Celebrating suffrage from your living room

CATEGORIES: July 2020, Voices

COVID, social distancing and closures have not stopped celebrations of the 19th Amendment centennial. Here are some ways to continue to celebrate women’s votes from the comfort of your own home:

Iowa PBS aired its documentary “Carrie Chapman Catt: Warrior for Women” in May and July. It is available for streaming on YouTube.

In July, PBS’s The American Experience aired a four-hour, two-part documentary titled “The Vote.” This documentary covers the seven-decade history of the suffrage movement and features Elizabeth Cady Stanton, Susan B. Anthony, Frederick Douglass, Mary Church Terrell, Ida B. Wells-Barnett, Harriot Stanton Blatch, Alice Paul and Carrie Chapman Catt. The video is available for purchase or streaming on the PBS web site.

PBS also has recorded a commentary on “The Vote” featuring both Elaine Weiss, author of The Woman’s Hour and this year’s Mary Louise Smith Chair, and Secretary Hillary Rodham Clinton. This discussion is available on YouTube.

“The Vote” is PBS’s third documentary about the suffrage movement. “One Woman, One Vote” aired in 1995 for the 75th anniversary of the 19th Amendment. In addition, Ken Burns also featured Elizabeth Cady Stanton and Susan B. Anthony in “Not for Ourselves Alone” (2004). They are both available on Amazon.com and other vendors.

If you are interested in popular culture renditions that tell compelling stories (even with some historical liberties), HBO’s “Iron-Jawed Angels” (2007) dramatizes the White House pickets organized by the National Women’s Party and the subsequent arrests and hunger strikes.
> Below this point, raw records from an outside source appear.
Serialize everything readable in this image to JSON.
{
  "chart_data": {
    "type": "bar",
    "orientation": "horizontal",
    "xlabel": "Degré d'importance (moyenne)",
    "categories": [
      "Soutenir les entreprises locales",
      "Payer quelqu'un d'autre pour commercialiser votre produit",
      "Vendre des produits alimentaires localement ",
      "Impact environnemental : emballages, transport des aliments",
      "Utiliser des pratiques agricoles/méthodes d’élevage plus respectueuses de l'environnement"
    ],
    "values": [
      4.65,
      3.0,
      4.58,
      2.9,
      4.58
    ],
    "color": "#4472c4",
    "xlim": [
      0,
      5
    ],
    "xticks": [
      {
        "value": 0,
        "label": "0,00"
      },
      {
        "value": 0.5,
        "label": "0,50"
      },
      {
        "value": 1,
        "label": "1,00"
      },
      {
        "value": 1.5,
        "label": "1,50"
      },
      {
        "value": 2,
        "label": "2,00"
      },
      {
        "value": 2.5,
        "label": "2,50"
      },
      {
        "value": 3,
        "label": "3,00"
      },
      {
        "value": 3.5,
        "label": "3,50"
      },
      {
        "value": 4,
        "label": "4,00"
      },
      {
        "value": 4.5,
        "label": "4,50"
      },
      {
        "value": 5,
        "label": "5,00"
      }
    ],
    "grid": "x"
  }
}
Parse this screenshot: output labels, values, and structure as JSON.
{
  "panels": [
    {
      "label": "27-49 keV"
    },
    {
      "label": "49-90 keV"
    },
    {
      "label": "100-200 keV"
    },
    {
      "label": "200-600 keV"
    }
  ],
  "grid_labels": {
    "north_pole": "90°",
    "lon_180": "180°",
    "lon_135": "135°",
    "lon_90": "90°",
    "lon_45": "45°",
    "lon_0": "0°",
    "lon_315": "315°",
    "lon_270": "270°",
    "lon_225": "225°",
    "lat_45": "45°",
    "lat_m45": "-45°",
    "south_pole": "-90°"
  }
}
This film is available on Amazon.com and other vendors.

Suffragette” (2016) tells a fictionalized account of a working-class British woman who becomes involved in the British women’s suffrage movement. The British suffrage movement, led by Emmaline and Christabel Pankhurst, was more violent and militant than the U.S. movement. However, the Pankhursts did inspire Alice Paul’s strategies in the last decade before ratification. This film is available on Amazon.com and other vendors.

Die Göttliche Ordnung (The Divine Order)” (2017) tells the story of a young woman who advocates for the right to vote in Switzerland in 1971, the year that Swiss women were enfranchised. The film is available on Amazon.com and other vendors.

Vanity Fair’s “What Generation are You: 1910s” is a poignant short video that depicts a young woman getting ready to participate in a suffrage march. It is available on YouTube.

Another fun video is Soomo’s “Bad Romance: Women’s Suffrage,” which riffs on Lady Gaga’s “Bad Romance,” also available on YouTube.

The Catt Center has a list of these and other films and documentaries on their website as part of their resources for educators.